# customizing a freebsd installation image



## aimeec1995 (Sep 23, 2017)

Is it hard to customize a freebsd installation image? 
What if I want it to come with certain things in rc.conf? Would I just add those to the rc.conf in the image? How would I unpack then repack an .img file for this purpose?


----------



## skywhi (Sep 23, 2017)

Hi, 

You have to tell us for which purpose you will need a custom install image. Because if the only thing that you want is to update the default configuration on a handful of machines, I could suggest that you store the files in a distant repo (git or something). After a fresh install you retrieve the files and just copy them with a small shell script.


----------



## Phishfry (Sep 23, 2017)

You can see from this thread where I modify /boot/loader.conf on a FreeBSD memstick installer.
https://forums.freebsd.org/threads/59450
There is no reason you could not add things to your installer /etc/rc.conf especially to get unsupported devices recognised.

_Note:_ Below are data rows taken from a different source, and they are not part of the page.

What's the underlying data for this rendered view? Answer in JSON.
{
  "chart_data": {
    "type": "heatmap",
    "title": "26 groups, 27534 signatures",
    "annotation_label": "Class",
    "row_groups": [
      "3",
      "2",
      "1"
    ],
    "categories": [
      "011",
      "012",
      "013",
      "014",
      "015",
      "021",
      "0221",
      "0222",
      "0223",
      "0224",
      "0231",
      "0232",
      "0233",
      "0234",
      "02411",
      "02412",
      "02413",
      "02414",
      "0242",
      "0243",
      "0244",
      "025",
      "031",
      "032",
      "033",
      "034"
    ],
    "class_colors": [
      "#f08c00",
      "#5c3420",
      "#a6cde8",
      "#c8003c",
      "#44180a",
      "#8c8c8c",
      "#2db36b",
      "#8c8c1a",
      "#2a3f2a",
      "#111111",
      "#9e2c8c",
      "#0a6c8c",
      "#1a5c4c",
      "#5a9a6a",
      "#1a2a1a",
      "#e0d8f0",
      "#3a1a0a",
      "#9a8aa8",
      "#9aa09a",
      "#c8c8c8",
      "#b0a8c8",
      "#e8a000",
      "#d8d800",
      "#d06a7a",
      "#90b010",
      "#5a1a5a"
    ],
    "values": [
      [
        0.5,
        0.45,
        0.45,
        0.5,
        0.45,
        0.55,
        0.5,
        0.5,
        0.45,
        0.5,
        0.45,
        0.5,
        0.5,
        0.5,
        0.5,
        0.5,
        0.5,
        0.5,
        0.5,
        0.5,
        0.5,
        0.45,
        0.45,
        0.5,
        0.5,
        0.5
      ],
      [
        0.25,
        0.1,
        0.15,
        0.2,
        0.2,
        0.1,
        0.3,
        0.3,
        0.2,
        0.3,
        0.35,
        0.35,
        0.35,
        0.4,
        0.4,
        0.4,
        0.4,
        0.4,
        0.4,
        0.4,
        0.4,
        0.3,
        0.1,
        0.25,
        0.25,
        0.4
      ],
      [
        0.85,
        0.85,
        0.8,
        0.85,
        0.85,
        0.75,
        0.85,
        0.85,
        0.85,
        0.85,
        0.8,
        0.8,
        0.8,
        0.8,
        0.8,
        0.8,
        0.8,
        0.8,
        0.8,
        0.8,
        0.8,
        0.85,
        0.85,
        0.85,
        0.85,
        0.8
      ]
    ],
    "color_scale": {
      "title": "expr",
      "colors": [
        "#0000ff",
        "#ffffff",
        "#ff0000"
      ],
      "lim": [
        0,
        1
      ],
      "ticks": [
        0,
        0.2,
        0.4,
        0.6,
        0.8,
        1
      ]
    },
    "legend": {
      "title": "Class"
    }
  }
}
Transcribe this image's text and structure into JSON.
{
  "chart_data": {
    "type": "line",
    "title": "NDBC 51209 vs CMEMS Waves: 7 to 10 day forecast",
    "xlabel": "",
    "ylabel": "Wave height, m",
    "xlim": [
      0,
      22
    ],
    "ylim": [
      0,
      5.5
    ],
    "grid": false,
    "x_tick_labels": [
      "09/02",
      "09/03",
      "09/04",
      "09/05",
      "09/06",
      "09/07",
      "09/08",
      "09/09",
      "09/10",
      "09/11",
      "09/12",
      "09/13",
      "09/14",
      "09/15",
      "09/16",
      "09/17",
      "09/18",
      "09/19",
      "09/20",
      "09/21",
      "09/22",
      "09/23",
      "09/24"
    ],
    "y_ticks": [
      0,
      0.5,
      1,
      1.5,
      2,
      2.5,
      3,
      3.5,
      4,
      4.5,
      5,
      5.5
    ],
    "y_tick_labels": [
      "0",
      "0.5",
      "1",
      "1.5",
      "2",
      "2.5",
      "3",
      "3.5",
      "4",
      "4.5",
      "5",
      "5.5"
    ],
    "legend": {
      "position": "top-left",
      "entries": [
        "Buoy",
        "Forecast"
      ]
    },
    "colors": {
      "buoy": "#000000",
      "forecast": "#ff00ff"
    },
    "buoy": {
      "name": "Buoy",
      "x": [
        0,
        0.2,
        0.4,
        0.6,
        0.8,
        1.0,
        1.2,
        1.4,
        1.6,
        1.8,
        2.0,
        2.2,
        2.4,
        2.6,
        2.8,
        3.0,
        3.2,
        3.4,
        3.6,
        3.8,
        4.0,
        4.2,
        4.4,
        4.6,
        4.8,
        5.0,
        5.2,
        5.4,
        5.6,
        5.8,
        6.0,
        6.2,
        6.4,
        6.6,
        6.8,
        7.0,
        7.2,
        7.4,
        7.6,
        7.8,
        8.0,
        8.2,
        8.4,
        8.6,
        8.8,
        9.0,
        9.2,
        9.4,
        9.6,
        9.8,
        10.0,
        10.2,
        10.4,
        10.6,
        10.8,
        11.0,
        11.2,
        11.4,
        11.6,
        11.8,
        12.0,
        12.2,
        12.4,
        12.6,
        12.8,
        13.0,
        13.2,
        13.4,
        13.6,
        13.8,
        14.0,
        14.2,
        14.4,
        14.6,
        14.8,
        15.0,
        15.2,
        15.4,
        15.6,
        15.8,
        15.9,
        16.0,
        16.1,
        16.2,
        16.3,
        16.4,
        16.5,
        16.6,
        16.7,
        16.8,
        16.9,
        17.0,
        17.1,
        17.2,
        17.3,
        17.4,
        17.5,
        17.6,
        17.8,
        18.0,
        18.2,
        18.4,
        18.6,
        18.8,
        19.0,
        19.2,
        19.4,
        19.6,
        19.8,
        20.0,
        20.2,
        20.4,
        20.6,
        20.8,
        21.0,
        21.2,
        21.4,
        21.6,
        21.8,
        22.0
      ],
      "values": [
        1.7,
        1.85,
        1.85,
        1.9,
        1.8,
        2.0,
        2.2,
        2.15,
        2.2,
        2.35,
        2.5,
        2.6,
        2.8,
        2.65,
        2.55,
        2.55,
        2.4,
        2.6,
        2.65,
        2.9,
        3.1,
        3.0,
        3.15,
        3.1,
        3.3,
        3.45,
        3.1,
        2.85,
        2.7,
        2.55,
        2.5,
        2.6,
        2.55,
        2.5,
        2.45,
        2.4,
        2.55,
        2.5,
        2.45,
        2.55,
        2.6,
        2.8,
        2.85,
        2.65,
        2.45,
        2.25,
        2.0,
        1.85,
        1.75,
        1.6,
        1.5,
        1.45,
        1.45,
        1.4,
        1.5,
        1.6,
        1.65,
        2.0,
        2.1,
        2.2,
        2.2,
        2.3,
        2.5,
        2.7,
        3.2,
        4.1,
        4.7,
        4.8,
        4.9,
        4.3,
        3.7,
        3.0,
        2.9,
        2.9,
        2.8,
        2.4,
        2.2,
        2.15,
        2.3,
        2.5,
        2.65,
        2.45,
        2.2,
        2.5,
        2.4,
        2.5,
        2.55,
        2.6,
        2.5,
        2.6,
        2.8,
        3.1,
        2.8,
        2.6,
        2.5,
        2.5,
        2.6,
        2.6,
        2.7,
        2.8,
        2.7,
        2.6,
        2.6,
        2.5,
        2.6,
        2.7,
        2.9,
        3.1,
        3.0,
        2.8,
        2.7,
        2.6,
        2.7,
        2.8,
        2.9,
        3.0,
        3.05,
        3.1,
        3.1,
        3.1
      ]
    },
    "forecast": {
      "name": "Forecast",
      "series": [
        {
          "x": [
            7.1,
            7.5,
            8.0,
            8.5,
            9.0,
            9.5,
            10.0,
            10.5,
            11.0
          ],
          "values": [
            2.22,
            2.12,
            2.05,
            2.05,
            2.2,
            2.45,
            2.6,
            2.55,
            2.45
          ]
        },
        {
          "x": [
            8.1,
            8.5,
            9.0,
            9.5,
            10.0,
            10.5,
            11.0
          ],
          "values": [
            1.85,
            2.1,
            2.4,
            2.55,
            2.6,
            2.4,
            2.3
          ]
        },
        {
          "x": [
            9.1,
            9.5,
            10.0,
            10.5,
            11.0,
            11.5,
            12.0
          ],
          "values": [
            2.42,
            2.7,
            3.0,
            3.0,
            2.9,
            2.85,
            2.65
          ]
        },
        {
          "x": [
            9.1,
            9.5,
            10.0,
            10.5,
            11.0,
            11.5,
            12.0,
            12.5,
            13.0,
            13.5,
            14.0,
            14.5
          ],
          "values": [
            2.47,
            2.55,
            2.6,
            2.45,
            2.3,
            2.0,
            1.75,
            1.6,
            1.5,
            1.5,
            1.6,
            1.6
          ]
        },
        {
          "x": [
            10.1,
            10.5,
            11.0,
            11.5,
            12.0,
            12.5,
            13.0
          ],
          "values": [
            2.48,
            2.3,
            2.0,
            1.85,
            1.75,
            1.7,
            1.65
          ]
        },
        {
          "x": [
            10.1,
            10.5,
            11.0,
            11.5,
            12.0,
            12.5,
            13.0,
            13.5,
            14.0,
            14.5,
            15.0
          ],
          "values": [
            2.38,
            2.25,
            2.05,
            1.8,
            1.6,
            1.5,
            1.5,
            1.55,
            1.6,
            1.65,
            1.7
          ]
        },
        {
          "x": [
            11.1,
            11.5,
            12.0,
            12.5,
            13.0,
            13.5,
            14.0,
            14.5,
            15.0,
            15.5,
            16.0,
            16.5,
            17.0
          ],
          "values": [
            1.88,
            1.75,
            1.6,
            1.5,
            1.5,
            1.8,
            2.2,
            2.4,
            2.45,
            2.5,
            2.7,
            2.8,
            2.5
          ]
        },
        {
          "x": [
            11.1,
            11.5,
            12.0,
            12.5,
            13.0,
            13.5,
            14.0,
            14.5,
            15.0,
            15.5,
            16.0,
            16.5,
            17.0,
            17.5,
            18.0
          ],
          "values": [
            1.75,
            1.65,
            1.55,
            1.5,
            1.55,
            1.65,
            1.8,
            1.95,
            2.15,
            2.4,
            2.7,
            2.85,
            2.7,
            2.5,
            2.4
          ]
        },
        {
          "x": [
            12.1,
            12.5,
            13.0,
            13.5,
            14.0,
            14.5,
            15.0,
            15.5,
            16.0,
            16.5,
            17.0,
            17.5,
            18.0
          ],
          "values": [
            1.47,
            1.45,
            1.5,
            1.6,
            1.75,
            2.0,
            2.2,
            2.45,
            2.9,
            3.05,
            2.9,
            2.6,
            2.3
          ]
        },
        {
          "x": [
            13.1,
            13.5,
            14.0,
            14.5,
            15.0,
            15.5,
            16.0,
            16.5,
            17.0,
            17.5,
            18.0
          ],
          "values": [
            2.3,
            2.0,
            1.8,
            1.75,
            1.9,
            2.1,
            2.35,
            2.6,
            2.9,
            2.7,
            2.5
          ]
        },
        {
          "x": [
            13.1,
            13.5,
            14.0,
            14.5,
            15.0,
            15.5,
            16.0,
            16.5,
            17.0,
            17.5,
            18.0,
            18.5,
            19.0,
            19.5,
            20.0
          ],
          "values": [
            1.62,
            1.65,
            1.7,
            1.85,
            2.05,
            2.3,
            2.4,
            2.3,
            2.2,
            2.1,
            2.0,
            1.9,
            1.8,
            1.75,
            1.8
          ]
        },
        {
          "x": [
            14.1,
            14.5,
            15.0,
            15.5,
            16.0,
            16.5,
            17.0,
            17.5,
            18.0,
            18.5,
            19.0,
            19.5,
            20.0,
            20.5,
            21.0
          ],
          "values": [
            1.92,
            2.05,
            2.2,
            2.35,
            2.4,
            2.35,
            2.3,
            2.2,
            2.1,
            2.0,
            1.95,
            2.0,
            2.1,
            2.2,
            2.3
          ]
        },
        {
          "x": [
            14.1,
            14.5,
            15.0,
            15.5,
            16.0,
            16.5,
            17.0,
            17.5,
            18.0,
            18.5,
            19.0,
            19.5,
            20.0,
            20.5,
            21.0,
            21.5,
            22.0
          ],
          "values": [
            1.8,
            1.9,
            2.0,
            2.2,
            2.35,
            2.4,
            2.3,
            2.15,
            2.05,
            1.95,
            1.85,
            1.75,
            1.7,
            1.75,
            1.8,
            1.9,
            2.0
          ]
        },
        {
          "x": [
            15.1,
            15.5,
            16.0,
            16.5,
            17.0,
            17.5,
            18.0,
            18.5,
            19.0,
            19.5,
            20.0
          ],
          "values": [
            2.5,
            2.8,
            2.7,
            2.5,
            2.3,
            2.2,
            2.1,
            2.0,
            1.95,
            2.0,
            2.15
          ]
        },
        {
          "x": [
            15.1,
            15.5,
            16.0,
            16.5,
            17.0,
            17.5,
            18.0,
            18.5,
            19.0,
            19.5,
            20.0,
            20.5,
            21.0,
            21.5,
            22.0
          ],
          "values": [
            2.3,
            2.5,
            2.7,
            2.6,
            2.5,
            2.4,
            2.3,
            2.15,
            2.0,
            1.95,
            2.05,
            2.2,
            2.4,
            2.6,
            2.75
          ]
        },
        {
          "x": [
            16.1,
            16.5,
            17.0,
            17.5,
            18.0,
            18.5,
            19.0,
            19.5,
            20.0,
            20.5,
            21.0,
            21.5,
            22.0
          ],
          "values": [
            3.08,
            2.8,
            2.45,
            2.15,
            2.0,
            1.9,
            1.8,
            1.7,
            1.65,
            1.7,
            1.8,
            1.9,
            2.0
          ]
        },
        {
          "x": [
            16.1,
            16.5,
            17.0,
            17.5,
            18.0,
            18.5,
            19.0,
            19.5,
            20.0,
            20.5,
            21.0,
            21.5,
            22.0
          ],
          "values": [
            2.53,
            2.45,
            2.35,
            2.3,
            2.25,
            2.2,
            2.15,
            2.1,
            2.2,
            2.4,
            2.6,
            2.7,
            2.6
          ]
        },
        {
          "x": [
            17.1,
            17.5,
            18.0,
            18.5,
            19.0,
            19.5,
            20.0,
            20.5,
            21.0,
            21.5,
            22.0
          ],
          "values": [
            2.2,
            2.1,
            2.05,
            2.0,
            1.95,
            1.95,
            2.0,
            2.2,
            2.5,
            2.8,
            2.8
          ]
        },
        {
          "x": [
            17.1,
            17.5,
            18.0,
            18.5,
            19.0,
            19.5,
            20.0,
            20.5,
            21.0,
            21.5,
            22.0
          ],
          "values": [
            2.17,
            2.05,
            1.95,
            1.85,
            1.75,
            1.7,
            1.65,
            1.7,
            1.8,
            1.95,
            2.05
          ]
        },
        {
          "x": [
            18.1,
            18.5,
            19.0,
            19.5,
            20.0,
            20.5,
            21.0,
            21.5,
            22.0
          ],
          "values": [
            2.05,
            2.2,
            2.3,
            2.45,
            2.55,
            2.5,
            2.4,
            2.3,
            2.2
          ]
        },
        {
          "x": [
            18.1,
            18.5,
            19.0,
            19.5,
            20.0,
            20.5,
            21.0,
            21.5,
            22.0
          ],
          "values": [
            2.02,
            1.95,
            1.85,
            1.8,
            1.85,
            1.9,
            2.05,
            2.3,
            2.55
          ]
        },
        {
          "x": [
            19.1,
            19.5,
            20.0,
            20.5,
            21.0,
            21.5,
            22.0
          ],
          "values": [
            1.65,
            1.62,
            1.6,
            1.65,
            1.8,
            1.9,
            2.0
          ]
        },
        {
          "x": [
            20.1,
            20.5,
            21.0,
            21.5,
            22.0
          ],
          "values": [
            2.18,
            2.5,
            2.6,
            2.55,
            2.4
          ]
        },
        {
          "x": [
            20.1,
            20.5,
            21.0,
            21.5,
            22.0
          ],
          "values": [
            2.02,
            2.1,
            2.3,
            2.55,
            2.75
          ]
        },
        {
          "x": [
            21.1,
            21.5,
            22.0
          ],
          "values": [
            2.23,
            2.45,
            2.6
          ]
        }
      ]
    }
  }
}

Simply write the freebsd.img to a memstick and boot up off it and go to LiveCD mode and modify the files as needed.

You could also mount it after you write the image out and modify from the host.

The FreeBSD Crochet project allows you to write customized images easily.
GenericI386 board file works for x86.


----------



## aimeec1995 (Sep 24, 2017)

Phishfry said:


> You can see from this thread where I modify /boot/loader.conf on a FreeBSD memstick installer.
> https://forums.freebsd.org/threads/59450
> There is no reason you could not add things to your installer /etc/rc.conf especially to get unsupported devices recognised.
> 
> ...



Thanks!


----------



## aimeec1995 (Sep 25, 2017)

so im not able to modify it like that apparently
it always returns the error: read only filesystem, doesn't matter if i mount root as rw


----------



## Beastie (Sep 25, 2017)

Follow these steps but lose all read-only parameters and options (*-o readonly* and *-r*).

Of course, you may choose the "hard" way:

https://www.freebsd.org/doc/en/articles/releng/release-build.html
release(7)
HTH.


----------



## Phishfry (Sep 25, 2017)

Instead of mounting the image why not write it to usb and mount the proper slice and edit or add files.


----------



## Beastie (Sep 25, 2017)

Well, every time you need a new one, you'll have to redo all the changes. It's not efficient. But if you change the image itself (or create a brand new one), you do so once and for all.


----------